I had not learned until recently that George Orwell, the author of several dystopian stories, had also reviewed C.S. Lewis’s supernatural thriller, That Hideous Strength.  Though he conceded that the novel was worth reading (and it is), he finished by complaining that supernatural elements “weaken” a story because “in effect they decide the issue in advance.”  One has the impression that he may have written the review just to have an opportunity to say so.  “When one is told that God and the Devil are in conflict,” he goes on, “one always knows which side is going to win.  The whole drama of the struggle against evil lies in the fact that one does not have supernatural aid.”  Although Orwell also suggests that supernatural agencies are implausible, his main complaint isn’t that he doesn’t believe in them, but that they take the steam out of the story.  Including God, he thinks, is like building in a spoiler alert.
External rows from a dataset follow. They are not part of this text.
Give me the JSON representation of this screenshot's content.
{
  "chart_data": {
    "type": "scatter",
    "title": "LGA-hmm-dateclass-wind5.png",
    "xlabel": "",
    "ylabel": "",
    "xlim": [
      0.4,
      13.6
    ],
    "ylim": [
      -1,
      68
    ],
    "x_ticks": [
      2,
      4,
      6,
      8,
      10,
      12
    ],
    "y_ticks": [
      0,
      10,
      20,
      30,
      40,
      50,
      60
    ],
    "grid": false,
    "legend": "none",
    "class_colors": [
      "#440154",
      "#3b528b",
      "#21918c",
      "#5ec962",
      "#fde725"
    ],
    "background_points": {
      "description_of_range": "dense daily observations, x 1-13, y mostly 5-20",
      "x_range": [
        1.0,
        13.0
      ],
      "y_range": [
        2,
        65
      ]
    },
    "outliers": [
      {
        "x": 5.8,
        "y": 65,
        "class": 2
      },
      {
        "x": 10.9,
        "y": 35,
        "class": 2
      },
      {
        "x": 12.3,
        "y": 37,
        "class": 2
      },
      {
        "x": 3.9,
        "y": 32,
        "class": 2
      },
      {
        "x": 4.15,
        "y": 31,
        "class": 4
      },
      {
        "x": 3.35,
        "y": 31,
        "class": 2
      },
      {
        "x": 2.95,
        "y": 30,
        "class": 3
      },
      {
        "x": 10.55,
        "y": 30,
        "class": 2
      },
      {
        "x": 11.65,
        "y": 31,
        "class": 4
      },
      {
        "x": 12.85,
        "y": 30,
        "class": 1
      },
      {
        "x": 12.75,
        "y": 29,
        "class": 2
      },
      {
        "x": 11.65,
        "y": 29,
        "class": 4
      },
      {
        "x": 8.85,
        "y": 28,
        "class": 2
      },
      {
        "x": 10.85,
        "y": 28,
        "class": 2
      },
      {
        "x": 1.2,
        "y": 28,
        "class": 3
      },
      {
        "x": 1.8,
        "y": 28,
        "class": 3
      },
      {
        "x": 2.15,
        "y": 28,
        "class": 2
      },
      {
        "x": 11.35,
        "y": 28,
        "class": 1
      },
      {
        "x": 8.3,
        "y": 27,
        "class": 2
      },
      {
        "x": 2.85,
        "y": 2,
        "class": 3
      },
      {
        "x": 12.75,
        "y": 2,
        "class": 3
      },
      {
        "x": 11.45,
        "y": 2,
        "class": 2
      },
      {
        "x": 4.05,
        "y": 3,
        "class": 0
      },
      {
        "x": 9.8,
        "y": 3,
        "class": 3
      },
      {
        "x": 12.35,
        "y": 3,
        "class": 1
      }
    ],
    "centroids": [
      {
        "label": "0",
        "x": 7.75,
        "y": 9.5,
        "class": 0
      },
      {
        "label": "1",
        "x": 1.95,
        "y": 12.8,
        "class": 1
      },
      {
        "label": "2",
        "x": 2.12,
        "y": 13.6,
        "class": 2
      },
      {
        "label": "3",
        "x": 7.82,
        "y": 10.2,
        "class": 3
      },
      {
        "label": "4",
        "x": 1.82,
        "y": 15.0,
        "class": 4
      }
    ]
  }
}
One may call this attitude methodological naturalism.  Orwell doesn’t ask that we disbelieve in God, but he thinks we should write as though we do.

Methodological naturalism in literature is much like methodological naturalism in science.  According to Orwell, believing in God squeezes out suspense, because the same party prevails in every struggle; God always wins.  According to materialists, believing in Him squeezes out scientific wonder, because everything has the same ultimate cause; God does everything.

Both complaints are naïve.

As to stories, it is enough to point out that God created free and rational beings, not puppets or divine beasts.  Though He cannot be overcome by evil, human beings can be.  Though He offers aid, they may not accept it.  The drama of the story is not that we do not know what will happen to God, but that we do not know what will happen to men and women.  To find out, we have to keep reading.

And as to science, notice that God works through secondary causes.  Although He is the origin of the whole causal order, that order is nonetheless real.  Knowing that water is His idea does not tell us why it boils; knowing that gravity is of His doing does not tell us the geometrical properties of the space-time manifold.  To find out, we have to investigate.

So rather than depriving stories of their drama, God’s reality increases it:  For what could be more thrilling than the fate of souls?  And His reality increases the wonder of scientific inquiry, for now we can ask not only how things happen -- but why!